Domenica mattina, il cielo è muffo.
Dado è a Reggio Emilia con la squadra, io guardo un po’ quel che c’è al pc.
Punto al programma del Far East Film Festival: ci sono un paio di film che possono andar bene, ok.
Il meteo di Udine è così così? Fa niente, controllo la strada fino al cinema, prendo l’ombrello.
Il treno è tra poco? Preparo veloce lo zaino, panino-arancio-mela per il pranzo, ordino on-line un libro che si scarica sul kindle in un minuto, e scatto verso la stazione.

Con i soliti minuti giusti che conosco a perfezione, conquisto la macchinetta del biglietto automatico, clicco su “compra anche ritorno”, timbro uno dei due biglietti, quello giusto, arrivo al binario, alzo la testa e…
Il mio treno non c’è.
Sciopero dei treni.
Tutti cancellati.
Anche quelli prima, quelli dopo.
Naaa…

Torno indietro.
Il mio biglietto timbrato non serve a nulla. Non è il caso di tentare di prendere uno dei treni che forse partirà: e poi chi mi dà la certezza del ritorno?
Un piano perfetto che sembra saltato.

Ma forse no.

Chiamo Francesca.
“Pronto Cilla?”
“Ronf!”
“Ciao, buongiorno, ti ho svegliata?”
“Sì, ma non c’è problema, dimmi pure”.

Le propongo di venire a Udine con me in auto. Se ci si dà il cambio alla guida, la prospettiva è passabile.
Nonostante il preavviso zero, accetta. Perfetto!
Nel mentre che finisce di svegliarsi preparo un panino aggiuntivo per lei, glielo porto a casa e la accompagno all’auto.
Pronte e si va, tanto all’andata guido io.
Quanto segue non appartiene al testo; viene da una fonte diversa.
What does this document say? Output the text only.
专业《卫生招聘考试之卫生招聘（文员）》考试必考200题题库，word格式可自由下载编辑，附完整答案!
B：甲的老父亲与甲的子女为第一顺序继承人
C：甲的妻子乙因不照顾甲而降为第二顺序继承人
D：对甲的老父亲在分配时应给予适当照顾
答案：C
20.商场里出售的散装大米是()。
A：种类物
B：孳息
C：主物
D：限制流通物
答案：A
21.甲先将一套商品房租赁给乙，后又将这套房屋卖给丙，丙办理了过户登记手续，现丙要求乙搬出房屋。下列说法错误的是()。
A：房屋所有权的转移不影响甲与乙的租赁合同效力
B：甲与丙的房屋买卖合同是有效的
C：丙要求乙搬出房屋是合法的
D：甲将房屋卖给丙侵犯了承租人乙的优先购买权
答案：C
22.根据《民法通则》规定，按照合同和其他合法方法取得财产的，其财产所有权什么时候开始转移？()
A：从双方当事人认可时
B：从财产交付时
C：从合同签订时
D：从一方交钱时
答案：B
E così, nonostante la strada lunga, il tempo scorre chiacchierando.
Un paio di giri in tondo all’arrivo (ma la cartina del centro è sotto mano), troviamo parcheggio giusto dietro il Teatro Nuovo Giovanni da Udine, il cielo romba e brontola, e siamo dentro prima che succeda dell’altro.
Franci non conosceva il FEFF, scopre con sua sorpresa che per vedere i film servono le cuffie con la traduzione, la proiezione è in lingua originale con qualche sottotitolo, comunque la grande sala di poltrone rosse ci elettrizza.

l'ingresso del FEFF

Cilla e Palla al FEFF il regista presenta il suo film al FEFF

Il primo film viene presentato dal regista Taiwanese in persona. La storia romantica è davvero deliziosa, ci emozioniamo un sacco. Ci affezioniamo ai compagni di classe un po’ timidi e imbranati, presi nel consueto tema della dichiarazione che non arriva mai e della ragazza che non si ha il coraggio di conquistare davvero.
Caldi applausi sui titoli di coda.
Il secondo film, poliziesco, è un po’ difficile da seguire, ci guardiamo dubbiose a momenti. Storia della cospirazione di un “governo ombra” coreano, inseguito dall’intuito di giornalisti d’inchiesta, che hanno quasi la tentazione di agire come servizi segreti.
Sembra strano vederli provare a indovinare una password per tentativi (a “forza bruta” su tutte le combinazioni di tasti), eppure l’ambientazione è un po’ “passata”, coi floppy disc e con gli inseguimenti a piedi sulle scale, nei campi di calcio tra i ragazzini, e con qualche gioco di numeri da indovinare sulle banconote da 100.
“Un film in stile americano”, mi dice Francesca.
Abbiamo dato il massimo dei voti solo al primo.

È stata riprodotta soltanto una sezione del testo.